When Darwin saw the skimmers in South America he called them “scissor-beaks,” and marveled at their “extraordinary” fishing technique. He also presumed that skimmers preferred to feed at night, when small prey are more likely to be found at the water’s surface. He was correct, of course—he was a pretty smart guy—but even Darwin wasn’t aware of another special modification that helps skimmers at night: their cat-like eyes.

Skimmers have large pupils, which they need in order to forage at night. But they also need to be able to protect their retinas from bright sand and reflections off the water.

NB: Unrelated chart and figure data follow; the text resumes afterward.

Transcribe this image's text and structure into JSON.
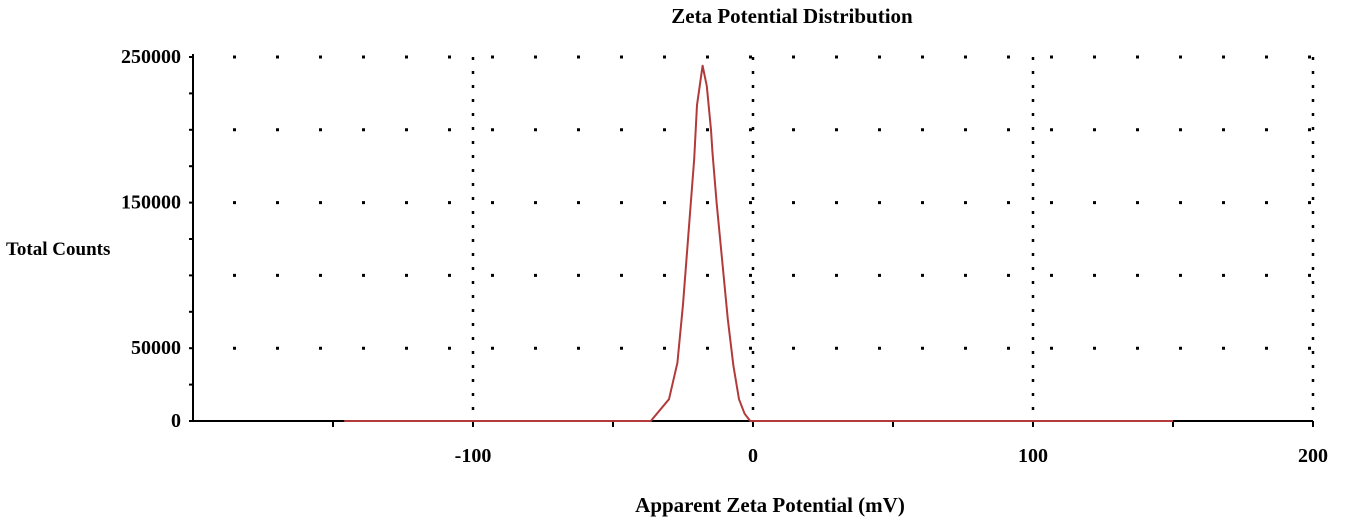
{
  "chart_data": {
    "type": "line",
    "title": "Zeta Potential Distribution",
    "xlabel": "Apparent Zeta Potential (mV)",
    "ylabel": "Total Counts",
    "xlim": [
      -200,
      200
    ],
    "ylim": [
      0,
      250000
    ],
    "x_ticks": [
      -100,
      0,
      100,
      200
    ],
    "x_tick_labels": [
      "-100",
      "0",
      "100",
      "200"
    ],
    "y_ticks": [
      0,
      50000,
      150000,
      250000
    ],
    "y_tick_labels": [
      "0",
      "50000",
      "150000",
      "250000"
    ],
    "x_grid_values": [
      -100,
      0,
      100,
      200
    ],
    "y_grid_values": [
      50000,
      100000,
      150000,
      200000,
      250000
    ],
    "x_minor_ticks": [
      -150,
      -100,
      -50,
      0,
      50,
      100,
      150,
      200
    ],
    "y_minor_ticks": [
      25000,
      50000,
      75000,
      100000,
      125000,
      150000,
      175000,
      200000,
      225000,
      250000
    ],
    "grid": true,
    "grid_style": "dotted",
    "series": [
      {
        "color": "#b23a3a",
        "x": [
          -146,
          -36.5,
          -30,
          -27,
          -25,
          -23,
          -21,
          -20,
          -18,
          -16.5,
          -15,
          -14.5,
          -13,
          -11,
          -9,
          -7,
          -5,
          -3,
          -1,
          150
        ],
        "y": [
          0,
          0,
          15000,
          40000,
          80000,
          130000,
          180000,
          217000,
          244000,
          230000,
          200000,
          185000,
          150000,
          110000,
          70000,
          38000,
          15000,
          5000,
          0,
          0
        ]
      }
    ]
  }
}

To do this, skimmers’ pupils close vertically, forming thin slits that act as natural sunglasses. Skimmers are the only birds in the world with this kind of mechanism.

Could these birds get any weirder, you might be asking? Why, yes, they can! They sleep weirdly! When skimmers want a rest, they don’t sit like most birds, with their heads up. Instead, they just flop their heads right there on the ground in front of them, like Snoopy on top of his doghouse. It can be somewhat disconcerting to come across a flock of skimmers in repose, all splayed across the sand, but if you had a bill that big you’d probably want to rest it on the ground, too.

In summary, the knife-billed, cat-eyed, face-sleeping Black Skimmers are the quirkiest birds in America. Take a trip to the coast and see them for yourself, and be thankful that when you’re hungry all you need to do is walk to the refrigerator.